As the founders knew, property ownership is a natural and unalienable right. This is spelled out in the Declaration of Independence and the Constitution. In 1766, English jurist Sir William Blackstone wrote that there are three natural rights: the right to personal security, the right to personal liberty, and the right to private property. In America, circa 2012, we have mostly lost the sense of this and have allowed the state to steal our private property under “eminent domain” without much of a fuss.
As William Norman Grigg notes, the Fifth Amendment has unfortunately served as “one of several Hamiltonian-mercantilist Easter eggs covertly embedded in the Constitution…”
The familiar civics class platitude describes this provision as necessary for the construction of bridges, hospitals, and other amenities that are supposedly “public goods” only government can provide. The inescapable reality is that eminent domain is a particularly vulgar form of plunder used to enrich the political class and their corporate cronies at the expense of the rest of us.

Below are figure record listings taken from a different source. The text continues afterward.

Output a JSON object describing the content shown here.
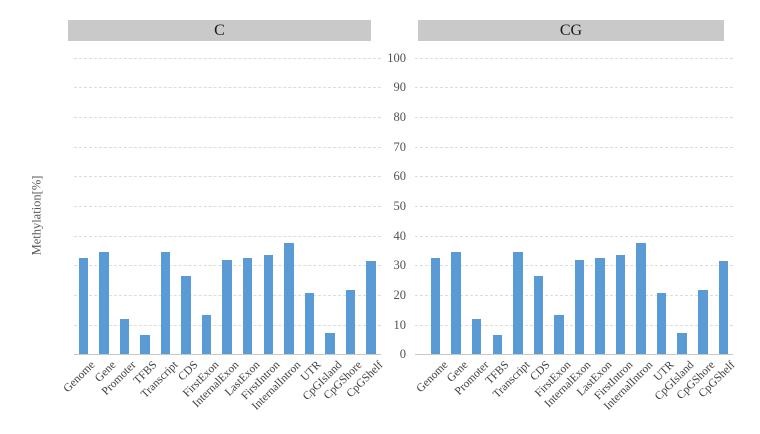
{
  "chart_data": {
    "type": "bar",
    "title": "",
    "ylabel": "Methylation[%]",
    "xlabel": "",
    "ylim": [
      0,
      100
    ],
    "y_ticks": [
      0,
      10,
      20,
      30,
      40,
      50,
      60,
      70,
      80,
      90,
      100
    ],
    "grid": "horizontal-dashed",
    "legend_position": "none",
    "bar_color": "#5b9bd5",
    "panel_header_bg": "#c9c9c9",
    "gridline_color": "#dcdcdc",
    "axis_line_color": "#c8c8c8",
    "categories": [
      "Genome",
      "Gene",
      "Promoter",
      "TFBS",
      "Transcript",
      "CDS",
      "FirstExon",
      "InternalExon",
      "LastExon",
      "FirstIntron",
      "InternalIntron",
      "UTR",
      "CpGIsland",
      "CpGShore",
      "CpGShelf"
    ],
    "panels": [
      {
        "title": "C",
        "values": [
          32.5,
          34.6,
          11.9,
          6.5,
          34.6,
          26.5,
          13.3,
          31.9,
          32.6,
          33.5,
          37.6,
          20.7,
          7.2,
          21.6,
          31.6
        ]
      },
      {
        "title": "CG",
        "values": [
          32.5,
          34.6,
          11.9,
          6.5,
          34.6,
          26.5,
          13.3,
          31.9,
          32.6,
          33.5,
          37.6,
          20.7,
          7.2,
          21.6,
          31.6
        ]
      }
    ]
  }
}
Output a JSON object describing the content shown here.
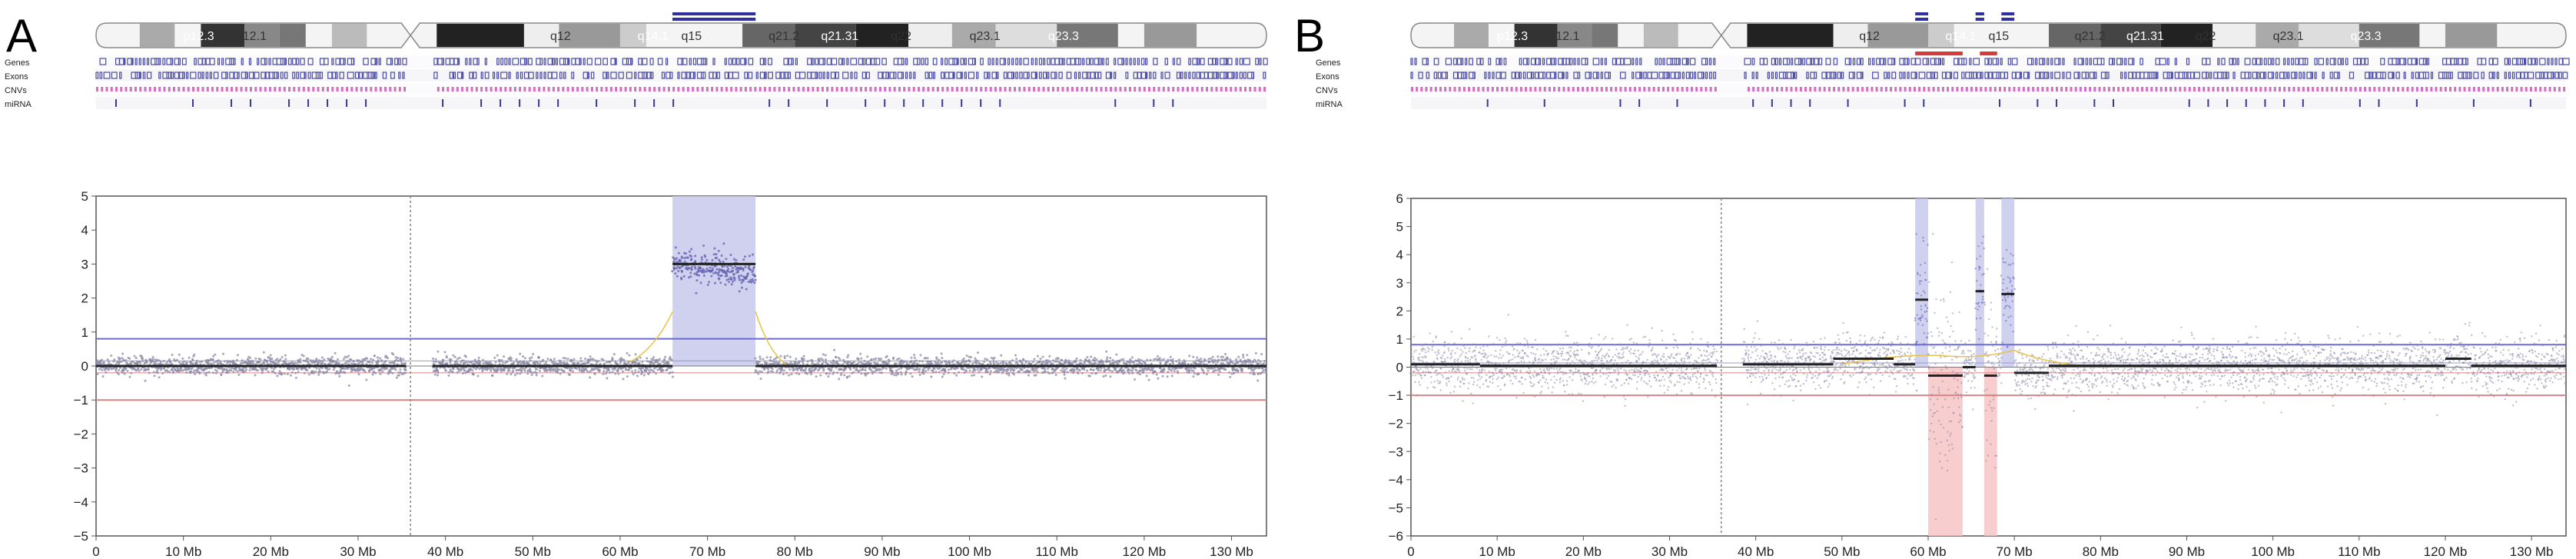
{
  "colors": {
    "amp_region": "#c8c8ec",
    "del_region": "#f7c4c4",
    "amp_line": "#6a6ad0",
    "del_line": "#d98484",
    "segment": "#222222",
    "baf_yellow": "#e8c24a",
    "gene_track": "#4a4aa8",
    "cnv_track": "#d070c0",
    "mirna_track": "#3a3a90",
    "call_amp_bar": "#3030a0",
    "call_del_bar": "#d83a3a",
    "point": "#8a8aa8"
  },
  "tracks": [
    "Genes",
    "Exons",
    "CNVs",
    "miRNA"
  ],
  "chart_data": [
    {
      "panel": "A",
      "type": "scatter",
      "title": "",
      "xlabel": "",
      "ylabel": "",
      "x_unit": "Mb",
      "xlim": [
        0,
        134
      ],
      "ylim": [
        -5,
        5
      ],
      "xticks": [
        0,
        10,
        20,
        30,
        40,
        50,
        60,
        70,
        80,
        90,
        100,
        110,
        120,
        130
      ],
      "xtick_labels": [
        "0",
        "10 Mb",
        "20 Mb",
        "30 Mb",
        "40 Mb",
        "50 Mb",
        "60 Mb",
        "70 Mb",
        "80 Mb",
        "90 Mb",
        "100 Mb",
        "110 Mb",
        "120 Mb",
        "130 Mb"
      ],
      "yticks": [
        -5,
        -4,
        -3,
        -2,
        -1,
        0,
        1,
        2,
        3,
        4,
        5
      ],
      "ytick_labels": [
        "−5",
        "−4",
        "−3",
        "−2",
        "−1",
        "0",
        "1",
        "2",
        "3",
        "4",
        "5"
      ],
      "threshold_lines": [
        0.8,
        -1.0
      ],
      "centromere_mb": 36,
      "data_gap_mb": [
        35.5,
        38.5
      ],
      "amplified_regions": [
        [
          66,
          75.5
        ]
      ],
      "deleted_regions": [],
      "segments": [
        {
          "x": [
            0,
            35.5
          ],
          "y": 0
        },
        {
          "x": [
            38.5,
            66
          ],
          "y": 0
        },
        {
          "x": [
            66,
            75.5
          ],
          "y": 3.0
        },
        {
          "x": [
            75.5,
            134
          ],
          "y": 0
        }
      ],
      "call_bars_top": [
        [
          66,
          75.5
        ],
        [
          66,
          75.5
        ]
      ],
      "call_bars_bottom": [],
      "ideogram_bands": [
        "p12.3",
        "p12.1",
        "q12",
        "q14.1",
        "q15",
        "q21.2",
        "q21.31",
        "q22",
        "q23.1",
        "q23.3"
      ]
    },
    {
      "panel": "B",
      "type": "scatter",
      "title": "",
      "xlabel": "",
      "ylabel": "",
      "x_unit": "Mb",
      "xlim": [
        0,
        134
      ],
      "ylim": [
        -6,
        6
      ],
      "xticks": [
        0,
        10,
        20,
        30,
        40,
        50,
        60,
        70,
        80,
        90,
        100,
        110,
        120,
        130
      ],
      "xtick_labels": [
        "0",
        "10 Mb",
        "20 Mb",
        "30 Mb",
        "40 Mb",
        "50 Mb",
        "60 Mb",
        "70 Mb",
        "80 Mb",
        "90 Mb",
        "100 Mb",
        "110 Mb",
        "120 Mb",
        "130 Mb"
      ],
      "yticks": [
        -6,
        -5,
        -4,
        -3,
        -2,
        -1,
        0,
        1,
        2,
        3,
        4,
        5,
        6
      ],
      "ytick_labels": [
        "−6",
        "−5",
        "−4",
        "−3",
        "−2",
        "−1",
        "0",
        "1",
        "2",
        "3",
        "4",
        "5",
        "6"
      ],
      "threshold_lines": [
        0.8,
        -1.0
      ],
      "centromere_mb": 36,
      "data_gap_mb": [
        35.5,
        38.5
      ],
      "amplified_regions": [
        [
          58.5,
          60
        ],
        [
          65.5,
          66.5
        ],
        [
          68.5,
          70
        ]
      ],
      "deleted_regions": [
        [
          60,
          64
        ],
        [
          66.5,
          68
        ]
      ],
      "segments": [
        {
          "x": [
            0,
            8
          ],
          "y": 0.1
        },
        {
          "x": [
            8,
            35.5
          ],
          "y": 0.05
        },
        {
          "x": [
            38.5,
            49
          ],
          "y": 0.1
        },
        {
          "x": [
            49,
            56
          ],
          "y": 0.3
        },
        {
          "x": [
            56,
            58.5
          ],
          "y": 0.1
        },
        {
          "x": [
            58.5,
            60
          ],
          "y": 2.4
        },
        {
          "x": [
            60,
            64
          ],
          "y": -0.3
        },
        {
          "x": [
            64,
            65.5
          ],
          "y": 0
        },
        {
          "x": [
            65.5,
            66.5
          ],
          "y": 2.7
        },
        {
          "x": [
            66.5,
            68
          ],
          "y": -0.3
        },
        {
          "x": [
            68.5,
            70
          ],
          "y": 2.6
        },
        {
          "x": [
            70,
            74
          ],
          "y": -0.2
        },
        {
          "x": [
            74,
            120
          ],
          "y": 0.05
        },
        {
          "x": [
            120,
            123
          ],
          "y": 0.3
        },
        {
          "x": [
            123,
            134
          ],
          "y": 0.05
        }
      ],
      "call_bars_top": [
        [
          58.5,
          60
        ],
        [
          65.5,
          66.5
        ],
        [
          68.5,
          70
        ]
      ],
      "call_bars_bottom": [
        [
          58.5,
          64
        ],
        [
          66,
          68
        ]
      ],
      "ideogram_bands": [
        "p12.3",
        "p12.1",
        "q12",
        "q14.1",
        "q15",
        "q21.2",
        "q21.31",
        "q22",
        "q23.1",
        "q23.3"
      ]
    }
  ]
}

Predictably, the state has characterized the theft of private property as job creation in order to get the commoners to accept the act of corporate rape as somehow beneficial. In April, as partisan politics played out as usual, House Speaker John Boehner lambasted Obama for his opposition to the Keystone XL pipeline.
“He should listen to the voices of the American people and unlock the project so we can get Americans working and address high gas prices,” said Boehner.
This, of course, does not include the voices of the Tar Sands Blockade carried out by a coalition of Texas and Oklahoma landowners and environmental activists opposed to TransCanada’s use of eminent domain to steal private property for the pipeline.